Truthfully, if you want a good portable text editor, I think, (with lots of web-dev and other coding experience) that Notepad2 (http://www.flos-freeware.ch) is the very best. I use it on my thumb drive. It has full syntax coloring, and is extremely fast. I use Notepad++ also for the tab feature, but it isn't as fast for quick editing. If I want a minimalist editor, I'll just turn off the toolbar on NP2. I don't know whether it makes any registry entries, but it keeps all its settings in an ini file in the application folder.
hm i like this editor, but wished it had some options to change fonts and change tab settings to show file name and not full path, its like a mini version of editpad to me
and for its size, its kind of big for what it has, but being 1mb i can still spare space lol but kpad did about same as a text editor and its 100kb. I know kpad doesnt have the programmer tools.
if anyone wants, I packed the .ini file into the program so now it is only 1 file and still stealth :D so I can pm it to you on forums
I think it's fine to say ... is better ... Anyone looking looking for any application will be better off if they know that alternatives are available. Granted, if you do say "is better" then I agree with tripex that you should include some reasoning.

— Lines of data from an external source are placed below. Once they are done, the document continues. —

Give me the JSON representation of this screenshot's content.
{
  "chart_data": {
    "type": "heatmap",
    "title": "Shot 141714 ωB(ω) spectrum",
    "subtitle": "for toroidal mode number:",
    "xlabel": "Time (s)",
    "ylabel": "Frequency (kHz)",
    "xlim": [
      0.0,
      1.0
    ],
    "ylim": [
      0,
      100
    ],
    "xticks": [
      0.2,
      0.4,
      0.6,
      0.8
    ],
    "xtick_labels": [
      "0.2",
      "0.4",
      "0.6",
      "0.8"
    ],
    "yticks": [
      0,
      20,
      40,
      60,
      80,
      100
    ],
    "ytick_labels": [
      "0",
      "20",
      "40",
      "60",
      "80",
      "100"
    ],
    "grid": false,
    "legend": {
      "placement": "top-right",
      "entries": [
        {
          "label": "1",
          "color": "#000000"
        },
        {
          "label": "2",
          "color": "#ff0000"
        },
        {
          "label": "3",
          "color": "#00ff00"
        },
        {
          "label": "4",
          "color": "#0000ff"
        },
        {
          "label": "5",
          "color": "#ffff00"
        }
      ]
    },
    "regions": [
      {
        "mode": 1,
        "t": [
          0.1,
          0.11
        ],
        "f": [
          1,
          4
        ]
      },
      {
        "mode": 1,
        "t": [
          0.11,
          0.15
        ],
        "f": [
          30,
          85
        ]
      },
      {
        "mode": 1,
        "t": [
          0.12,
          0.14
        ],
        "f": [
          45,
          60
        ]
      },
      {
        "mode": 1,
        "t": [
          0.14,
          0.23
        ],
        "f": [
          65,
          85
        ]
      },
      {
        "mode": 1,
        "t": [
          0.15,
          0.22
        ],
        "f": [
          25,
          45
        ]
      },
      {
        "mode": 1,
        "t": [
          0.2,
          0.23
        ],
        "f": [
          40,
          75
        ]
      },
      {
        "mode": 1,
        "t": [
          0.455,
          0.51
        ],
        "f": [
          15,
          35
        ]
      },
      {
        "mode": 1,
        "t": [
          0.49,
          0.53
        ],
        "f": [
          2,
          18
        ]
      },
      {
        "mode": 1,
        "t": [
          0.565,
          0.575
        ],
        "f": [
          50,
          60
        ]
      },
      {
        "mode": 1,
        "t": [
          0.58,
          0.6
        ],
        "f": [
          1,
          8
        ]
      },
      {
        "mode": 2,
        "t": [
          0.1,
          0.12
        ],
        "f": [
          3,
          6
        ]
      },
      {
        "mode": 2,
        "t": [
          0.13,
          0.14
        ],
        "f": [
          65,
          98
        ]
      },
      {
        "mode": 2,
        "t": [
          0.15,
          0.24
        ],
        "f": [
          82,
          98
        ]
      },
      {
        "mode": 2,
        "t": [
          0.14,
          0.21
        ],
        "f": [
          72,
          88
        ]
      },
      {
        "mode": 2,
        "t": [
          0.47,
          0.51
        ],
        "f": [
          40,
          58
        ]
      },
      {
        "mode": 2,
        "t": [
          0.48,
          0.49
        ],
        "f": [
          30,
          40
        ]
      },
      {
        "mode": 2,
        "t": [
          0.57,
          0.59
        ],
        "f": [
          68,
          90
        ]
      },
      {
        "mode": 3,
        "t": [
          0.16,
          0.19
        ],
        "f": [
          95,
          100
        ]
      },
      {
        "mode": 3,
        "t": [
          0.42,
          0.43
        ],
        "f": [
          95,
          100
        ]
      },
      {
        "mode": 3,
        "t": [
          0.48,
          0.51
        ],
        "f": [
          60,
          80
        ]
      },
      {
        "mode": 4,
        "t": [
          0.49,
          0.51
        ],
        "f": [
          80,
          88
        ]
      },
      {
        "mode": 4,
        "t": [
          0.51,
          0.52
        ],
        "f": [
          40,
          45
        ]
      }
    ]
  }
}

Want alternatives and reasoning... Check out these sites
http://en.wikipedia.org/wiki/List_of_text_editors
http://en.wikipedia.org/wiki/Comparison_of_text_editors
My preferred editors: Notepad++ and VIM
Well, Korkiss's throw in might be not too nice, but life is competition, even in the Freeware world. I enjoy reading about alternatives, but just 'MyProgram is better' is not very helpfully. Users want to know the main advantages AND main disadvantages. Furthermore I'd expect any mentioned alternative here to be portable.